As an advocate for small government, I’m sympathetic to this concern, but it is becoming increasingly apparent that inaction is not an option. If Republicans start viewing fighting climate change as defending individual rights, rather than working towards some “common good,” they will be more likely to act on climate change.
Representative Dan Crenshaw (R-TX) has taken notice. During a Q-and-A session at the Texas Public Policy Foundation’s 2020 policy conference, Crenshaw said it’s an issue Republicans can’t afford to ignore.
House Minority Leader Kevin McCarthy (R-CA) also talked about his plans on addressing climate change in an interview with Axios. This plan would focus on capturing carbon emissions and investing in clean energy, such as natural gas and nuclear power. McCarthy’s plan would also give foreign aid to countries with highly polluted rivers in order to assist with the cleanup.
Rep. Bruce Westerman (R-AR) is working on the Trillion Trees act, which would try to increase the number of trees grown in the U.S. in order to capture carbon emissions.

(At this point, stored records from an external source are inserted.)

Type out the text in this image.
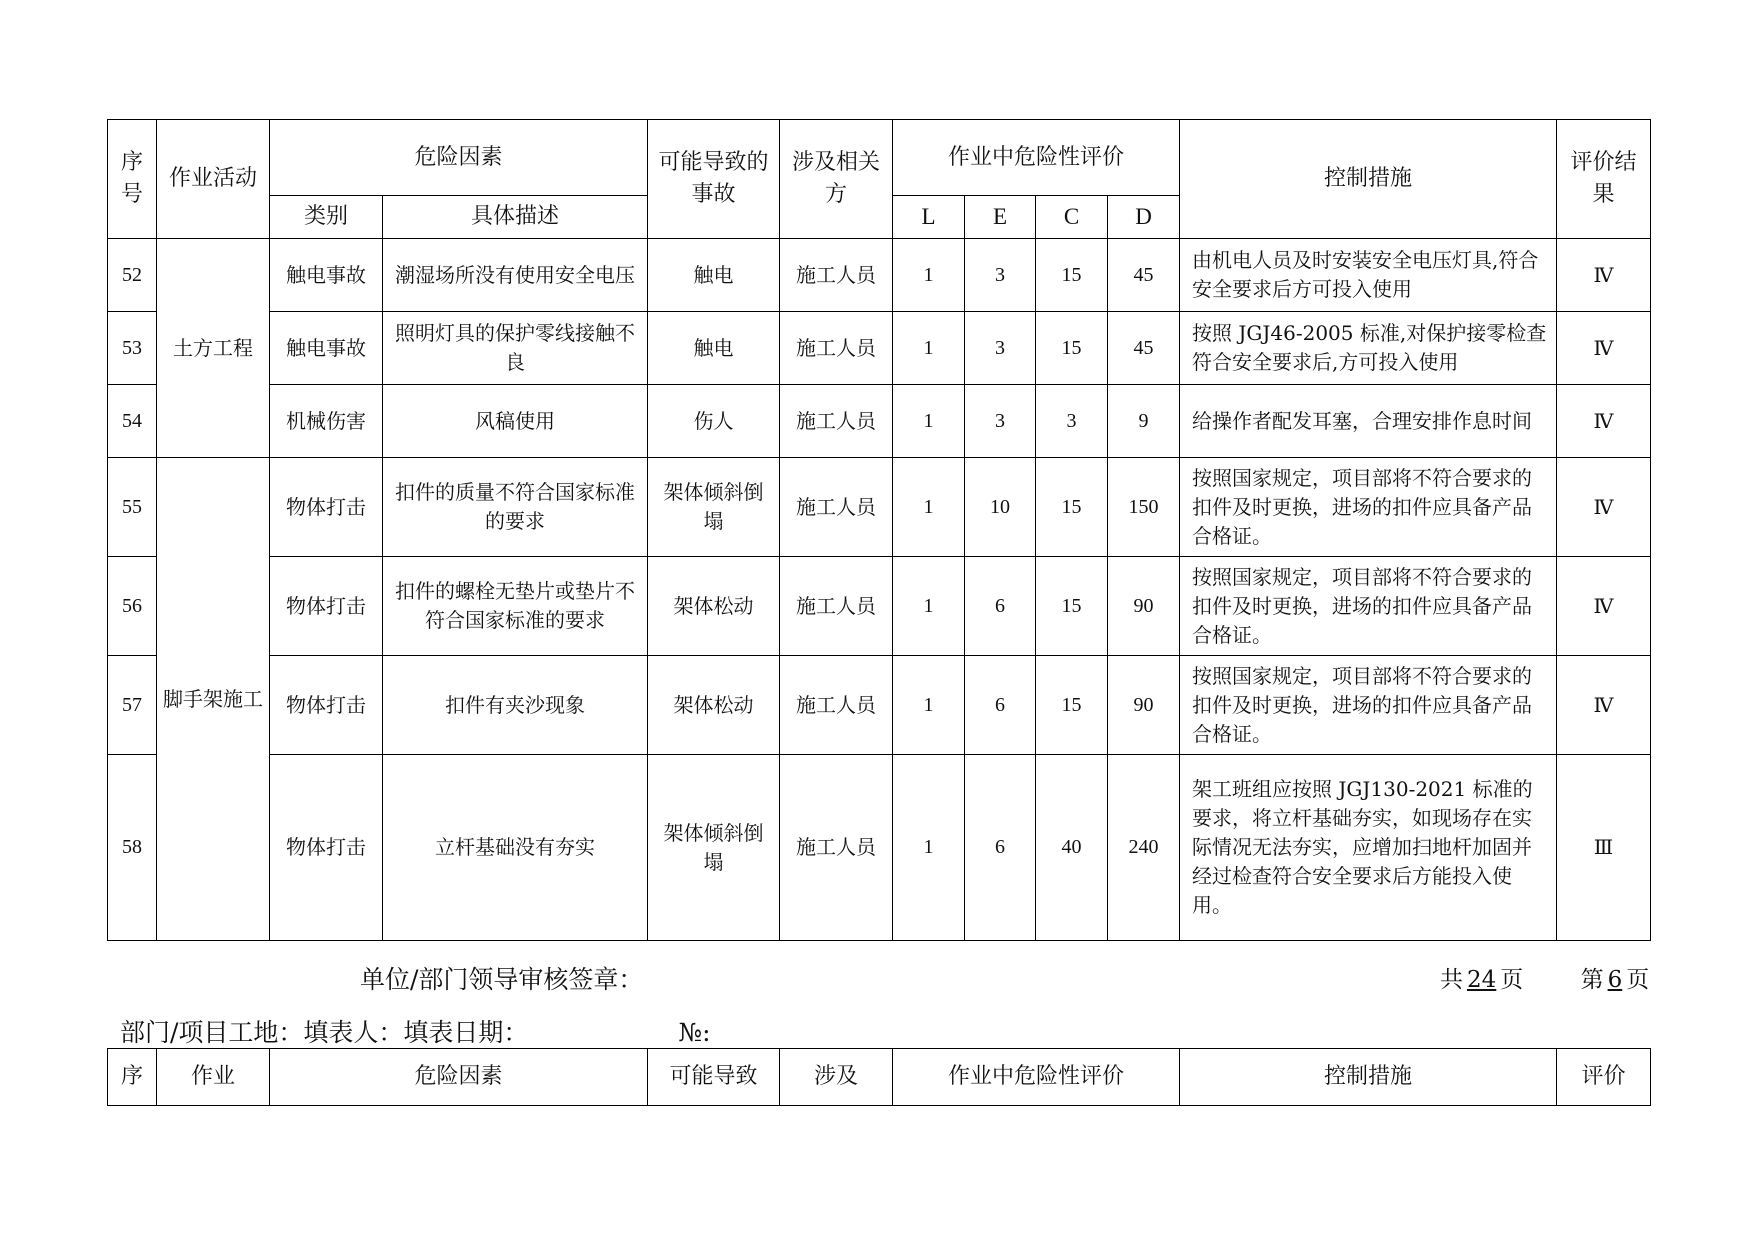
序号	作业活动	危险因素		可能导致的事故	涉及相关方	作业中危险性评价				控制措施	评价结果
		类别	具体描述			L	E	C	D		
52	土方工程	触电事故	潮湿场所没有使用安全电压	触电	施工人员	1	3	15	45	由机电人员及时安装安全电压灯具,符合安全要求后方可投入使用	Ⅳ
53		触电事故	照明灯具的保护零线接触不良	触电	施工人员	1	3	15	45	按照 JGJ46-2005 标准,对保护接零检查符合安全要求后,方可投入使用	Ⅳ
54		机械伤害	风稿使用	伤人	施工人员	1	3	3	9	给操作者配发耳塞，合理安排作息时间	Ⅳ
55	脚手架施工	物体打击	扣件的质量不符合国家标准的要求	架体倾斜倒塌	施工人员	1	10	15	150	按照国家规定，项目部将不符合要求的扣件及时更换，进场的扣件应具备产品合格证。	Ⅳ
56		物体打击	扣件的螺栓无垫片或垫片不符合国家标准的要求	架体松动	施工人员	1	6	15	90	按照国家规定，项目部将不符合要求的扣件及时更换，进场的扣件应具备产品合格证。	Ⅳ
57		物体打击	扣件有夹沙现象	架体松动	施工人员	1	6	15	90	按照国家规定，项目部将不符合要求的扣件及时更换，进场的扣件应具备产品合格证。	Ⅳ
58		物体打击	立杆基础没有夯实	架体倾斜倒塌	施工人员	1	6	40	240	架工班组应按照 JGJ130-2021 标准的要求，将立杆基础夯实，如现场存在实际情况无法夯实，应增加扫地杆加固并经过检查符合安全要求后方能投入使用。	Ⅲ
单位/部门领导审核签章：	共 24 页 第 6 页
部门/项目工地：填表人：填表日期：	№:
序	作业	危险因素	可能导致	涉及	作业中危险性评价	控制措施	评价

Politically, it would make sense for the GOP to address climate change. Among younger voters, 73 percent of millennials say it’s “personally important” to them. Even millennial Republicans are becoming concerned about climate change, with 45 percent of them expressing concern.
It is no secret that the GOP has troubling winning the youth vote. Only around 32 percent of millennials identify as Republican or lean Republican. As millennials continue to increase their share of the voter population, the GOP will need to find ways to win their support. Introducing legislation to tackle climate change would be the perfect opportunity to begin to repair their reputation with younger voters.
The biggest handicap the GOP has when addressing climate change is their lack of messaging. While they criticize Democrats’ plans, such as the Green New Deal, up until now they have failed to propose and market an alternative solution. The GOP has an opportunity to offer a pragmatic solution to climate change that doesn’t involve radically reorganizing the economy. If Republicans could bring together rural conservationists and suburban moderates to combat climate change, they just might be able to rebuild their reputation with younger voters and create a pathway back to the majority.